Both examples are pretty similar. Javascript uses Promise while Dart uses Future. Dart gains an edge though when it comes to async and await:

// JavaScript
class Example {
  async _getIPAddress() {
    const url = 'https://httpbin.org/ip';
    const response = await fetch(url);
    const responseJson = await response.json();
    const ip = responseJson.origin;
    return ip;
  }
}

async function main() {
  const example = new Example();
  try {
    const ip = await example._getIPAddress();
    console.log(ip);
  } catch (error) {
    console.error(error);
  }
}

main();
// Dart
import 'dart:convert';
import 'package:http/http.dart' as http;

class Example {
  Future<String> _getIPAddress() async {
    final String url = 'https://httpbin.org/ip';
    final http.Response response = await http.get(url);
    String ip = jsonDecode(response.body)['origin'];
    return ip;
  }
}

main() async {
  final Example example = new Example();
  try {
    final String ip = await example._getIPAddress();
    print(ip);
  } catch (error) {
    print(error);
  }
}

Dart’s Future lets you set the expected return object which makes the output predictable when using await. Dart also lets you know if the Future returns something unexpected at compile time. In Javascript land, you will probably encounter the bug at run time and have to deal with it from there.

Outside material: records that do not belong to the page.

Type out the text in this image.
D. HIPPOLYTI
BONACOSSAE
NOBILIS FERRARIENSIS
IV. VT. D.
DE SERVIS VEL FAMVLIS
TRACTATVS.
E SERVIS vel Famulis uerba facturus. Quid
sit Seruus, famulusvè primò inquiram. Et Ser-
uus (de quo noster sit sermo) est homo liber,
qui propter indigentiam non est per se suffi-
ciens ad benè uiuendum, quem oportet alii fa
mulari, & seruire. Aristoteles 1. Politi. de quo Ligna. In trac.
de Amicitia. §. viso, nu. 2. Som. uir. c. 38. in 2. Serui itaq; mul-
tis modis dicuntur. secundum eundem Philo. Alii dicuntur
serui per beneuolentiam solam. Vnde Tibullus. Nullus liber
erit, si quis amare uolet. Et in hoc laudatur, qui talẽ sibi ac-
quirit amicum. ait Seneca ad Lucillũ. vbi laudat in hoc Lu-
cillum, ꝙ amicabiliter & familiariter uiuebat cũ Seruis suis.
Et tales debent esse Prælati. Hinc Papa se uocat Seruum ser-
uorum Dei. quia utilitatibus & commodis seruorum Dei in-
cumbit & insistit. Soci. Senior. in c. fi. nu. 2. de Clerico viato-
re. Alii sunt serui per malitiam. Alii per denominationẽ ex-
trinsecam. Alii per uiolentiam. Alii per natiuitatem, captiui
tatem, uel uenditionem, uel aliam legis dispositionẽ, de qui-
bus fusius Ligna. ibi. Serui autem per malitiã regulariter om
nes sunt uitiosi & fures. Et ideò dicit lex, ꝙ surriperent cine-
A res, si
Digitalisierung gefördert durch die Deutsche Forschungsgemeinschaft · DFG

The takeaway I’d like you to have from this section is that it’s easy to pick up Flutter if you already know React Native. You can spend a few weeks on a pet project and I can almost guarantee that you’ll be able to get to the same level in Flutter as you were in React Native.

Once you get the hang of Flutter, it should be obvious to you that Google knew what they were doing when they made Flutter. It was built from the ground up to be used for cross-platform mobile development. It’s great that Facebook is dogfooding React Native. However, it doesn’t feel as polished when it comes to tooling compared to Flutter.

The Future of Flutter and Dart

To segue to a related topic (future, heh), I’d like to point out that Google owns both Dart and Flutter. This means that Dart is changing to make Flutter code look better and may eventually surpass Javascript inside React Native. It’s not too farfetched because that is what has been happening recently.

Flutter is being expanded to web and desktop. As it looks right now, the possibility of having a single shared codebase for web, desktop, and mobile is pretty good. Here’s a good example of a functioning Dart codebase that runs on Flutter and Angular (through AngularDart): https://github.com/roughike/inKino

There are exciting times ahead of Flutter and it’s looking to be something that will greatly reward developers and companies for investing into.

To Be Continued

I’d like to cover a few more points about this subject, but this post is getting very long to read. I will be making another post in the future about this topic. Thanks for reading!